Dissociation

Q: Dear Dr. Ochberg, My name is Patti. I’m a Gift From Within support pal. I’ve never paid much attention to dissociation as it relates to trauma, until I’ve begun having times here lately where I zone out. My therapist confirmed that there is always some dissociation associated with trauma. I’d like to understand how it manifests itself, what type of symptoms, and also why they begin so long after the trauma. Could you discuss this?

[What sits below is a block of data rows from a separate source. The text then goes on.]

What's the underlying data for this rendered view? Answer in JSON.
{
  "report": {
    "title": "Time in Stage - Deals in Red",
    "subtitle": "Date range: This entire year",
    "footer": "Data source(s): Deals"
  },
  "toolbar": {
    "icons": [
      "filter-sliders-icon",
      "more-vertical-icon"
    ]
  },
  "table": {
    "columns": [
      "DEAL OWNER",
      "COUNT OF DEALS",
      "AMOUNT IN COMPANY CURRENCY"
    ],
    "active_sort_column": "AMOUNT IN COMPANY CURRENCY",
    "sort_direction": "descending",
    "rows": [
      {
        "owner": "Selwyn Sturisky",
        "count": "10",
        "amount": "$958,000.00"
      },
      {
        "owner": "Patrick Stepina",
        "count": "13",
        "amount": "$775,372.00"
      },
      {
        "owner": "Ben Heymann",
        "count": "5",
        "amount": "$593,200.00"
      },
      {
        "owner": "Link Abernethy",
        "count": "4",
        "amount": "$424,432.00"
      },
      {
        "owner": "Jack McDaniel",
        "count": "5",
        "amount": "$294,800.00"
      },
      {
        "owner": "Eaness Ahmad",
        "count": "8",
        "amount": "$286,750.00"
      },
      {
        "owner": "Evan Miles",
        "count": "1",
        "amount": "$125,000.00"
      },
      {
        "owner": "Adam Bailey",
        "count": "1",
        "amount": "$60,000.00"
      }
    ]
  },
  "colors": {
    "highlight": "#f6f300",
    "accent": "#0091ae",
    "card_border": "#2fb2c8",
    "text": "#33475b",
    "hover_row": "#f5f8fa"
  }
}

A: Dear Patti, Dissociation is one of the least understood symptoms in psychiatry. It means an altered state of consciousness and can be very subtle, like deja vu, or quite frightening, like derealization. In deja vu, a common occurrence, a person has the sense of being in a familiar place, or having a familiar sensation, but they cannot remember the original scene. It is as though that part of the brain that gives us the sensation of similarity has been stimulated, without any good reason for the sensation to occur. In derealization, the surroundings are distorted. Objects may be larger or smaller; sounds may change volume or tone. The flaw is not in the organs of sense. Nothing wrong with the ear, the eyes or the receptors in the skin. The problem is in the brain, where perceptions are received, organized and interpreted. Derealization is episodic, not constant.

Feeling “zoned out” -entering a trance-like state- is relatively common during or after severe trauma. The term “shell shock” refers to battlefield conditions with soldiers wandering in a daze after comrades are killed and the echoes of gunfire and mortar rounds slowly subside. Dissociation can be thought of as a defense against panic and terror. Instead of having acute awareness of the surrounding danger, instead of having accurate recollection of a devastating event, one has a hypnotic reverie, like being drugged.

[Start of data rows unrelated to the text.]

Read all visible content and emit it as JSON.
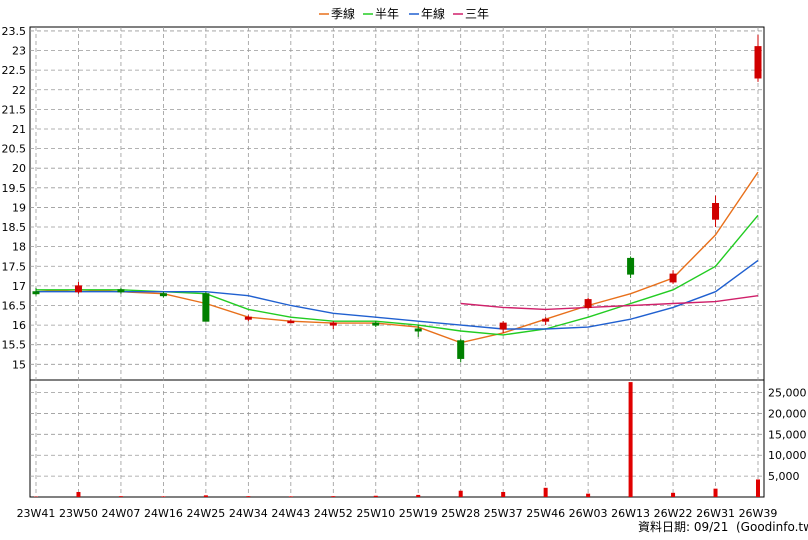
{
  "chart_data": [
    {
      "type": "candlestick",
      "title": "",
      "legend": {
        "placement": "top-center",
        "items": [
          {
            "name": "季線",
            "color": "#E8701B"
          },
          {
            "name": "半年",
            "color": "#22CC22"
          },
          {
            "name": "年線",
            "color": "#2060D0"
          },
          {
            "name": "三年",
            "color": "#D0206A"
          }
        ]
      },
      "ylim": [
        14.6,
        23.6
      ],
      "yticks": [
        "15",
        "15.5",
        "16",
        "16.5",
        "17",
        "17.5",
        "18",
        "18.5",
        "19",
        "19.5",
        "20",
        "20.5",
        "21",
        "21.5",
        "22",
        "22.5",
        "23",
        "23.5"
      ],
      "xticks": [
        "23W41",
        "23W50",
        "24W07",
        "24W16",
        "24W25",
        "24W34",
        "24W43",
        "24W52",
        "25W10",
        "25W19",
        "25W28",
        "25W37",
        "25W46",
        "26W03",
        "26W13",
        "26W22",
        "26W31",
        "26W39"
      ],
      "grid": true,
      "ohlc_samples": [
        {
          "x": "23W41",
          "o": 16.85,
          "h": 16.95,
          "l": 16.75,
          "c": 16.8
        },
        {
          "x": "23W50",
          "o": 16.85,
          "h": 17.1,
          "l": 16.8,
          "c": 17.0
        },
        {
          "x": "24W07",
          "o": 16.9,
          "h": 16.95,
          "l": 16.8,
          "c": 16.85
        },
        {
          "x": "24W16",
          "o": 16.8,
          "h": 16.85,
          "l": 16.7,
          "c": 16.75
        },
        {
          "x": "24W25",
          "o": 16.8,
          "h": 16.85,
          "l": 16.1,
          "c": 16.1
        },
        {
          "x": "24W34",
          "o": 16.15,
          "h": 16.25,
          "l": 16.1,
          "c": 16.2
        },
        {
          "x": "24W43",
          "o": 16.1,
          "h": 16.15,
          "l": 16.05,
          "c": 16.1
        },
        {
          "x": "24W52",
          "o": 16.0,
          "h": 16.1,
          "l": 15.9,
          "c": 16.05
        },
        {
          "x": "25W10",
          "o": 16.05,
          "h": 16.1,
          "l": 15.95,
          "c": 16.0
        },
        {
          "x": "25W19",
          "o": 15.9,
          "h": 16.0,
          "l": 15.7,
          "c": 15.85
        },
        {
          "x": "25W28",
          "o": 15.6,
          "h": 15.65,
          "l": 15.05,
          "c": 15.15
        },
        {
          "x": "25W37",
          "o": 15.9,
          "h": 16.1,
          "l": 15.8,
          "c": 16.05
        },
        {
          "x": "25W46",
          "o": 16.1,
          "h": 16.2,
          "l": 16.0,
          "c": 16.15
        },
        {
          "x": "26W03",
          "o": 16.45,
          "h": 16.7,
          "l": 16.4,
          "c": 16.65
        },
        {
          "x": "26W13",
          "o": 17.7,
          "h": 17.75,
          "l": 17.2,
          "c": 17.3
        },
        {
          "x": "26W22",
          "o": 17.1,
          "h": 17.4,
          "l": 17.05,
          "c": 17.3
        },
        {
          "x": "26W31",
          "o": 18.7,
          "h": 19.3,
          "l": 18.5,
          "c": 19.1
        },
        {
          "x": "26W39",
          "o": 22.3,
          "h": 23.4,
          "l": 22.2,
          "c": 23.1
        }
      ],
      "moving_averages": {
        "季線": [
          16.85,
          16.9,
          16.85,
          16.8,
          16.55,
          16.2,
          16.1,
          16.05,
          16.05,
          15.95,
          15.55,
          15.8,
          16.15,
          16.5,
          16.8,
          17.2,
          18.3,
          19.9
        ],
        "半年": [
          16.9,
          16.9,
          16.9,
          16.85,
          16.8,
          16.4,
          16.2,
          16.1,
          16.1,
          16.0,
          15.85,
          15.75,
          15.9,
          16.2,
          16.55,
          16.9,
          17.5,
          18.8
        ],
        "年線": [
          16.85,
          16.85,
          16.85,
          16.85,
          16.85,
          16.75,
          16.5,
          16.3,
          16.2,
          16.1,
          16.0,
          15.9,
          15.9,
          15.95,
          16.15,
          16.45,
          16.85,
          17.65
        ],
        "三年": [
          null,
          null,
          null,
          null,
          null,
          null,
          null,
          null,
          null,
          null,
          16.55,
          16.45,
          16.4,
          16.45,
          16.5,
          16.55,
          16.6,
          16.75
        ]
      }
    },
    {
      "type": "bar",
      "series": [
        {
          "name": "",
          "color": "#E00000"
        }
      ],
      "ylim": [
        0,
        28000
      ],
      "yticks": [
        "5,000",
        "10,000",
        "15,000",
        "20,000",
        "25,000"
      ],
      "categories": [
        "23W41",
        "23W50",
        "24W07",
        "24W16",
        "24W25",
        "24W34",
        "24W43",
        "24W52",
        "25W10",
        "25W19",
        "25W28",
        "25W37",
        "25W46",
        "26W03",
        "26W13",
        "26W22",
        "26W31",
        "26W39"
      ],
      "values": [
        100,
        1200,
        200,
        150,
        400,
        200,
        150,
        200,
        300,
        500,
        1500,
        1200,
        2200,
        800,
        27500,
        1000,
        2000,
        4200
      ]
    }
  ],
  "footer": {
    "date_text": "資料日期: 09/21",
    "source_text": "(Goodinfo.tw)"
  }
}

One of my traumatized patients experiences dissociative fugue. She drives long distances without knowing why or where. She awakens with no clear memory of the trip. But she is not psychotic. She can interact with people along the way, get gas, count change and appear to be perfectly normal. These varieties of dissociative states (deja vu, derealization, trance, fugue) do not respond well to medication and are not easy to treat with psychotherapy. Specialists in dissociation overlap with specialists in PTSD. When “zoning out” is a relatively minor component of PTSD, as it frequently is, the general principle of post-traumatic therapy apply (see https://www.giftfromwithin.org/ptsd/trauma/ ).

Any symptom of PTSD can appear long after the original trauma. Entering a trance or a fugue can be your body’s way of avoiding anxiety. Coping with the cause of that anxiety is the best way to eliminate dissociation. Dissociation may feel better than anxiety, but it is not an effective way to face the world.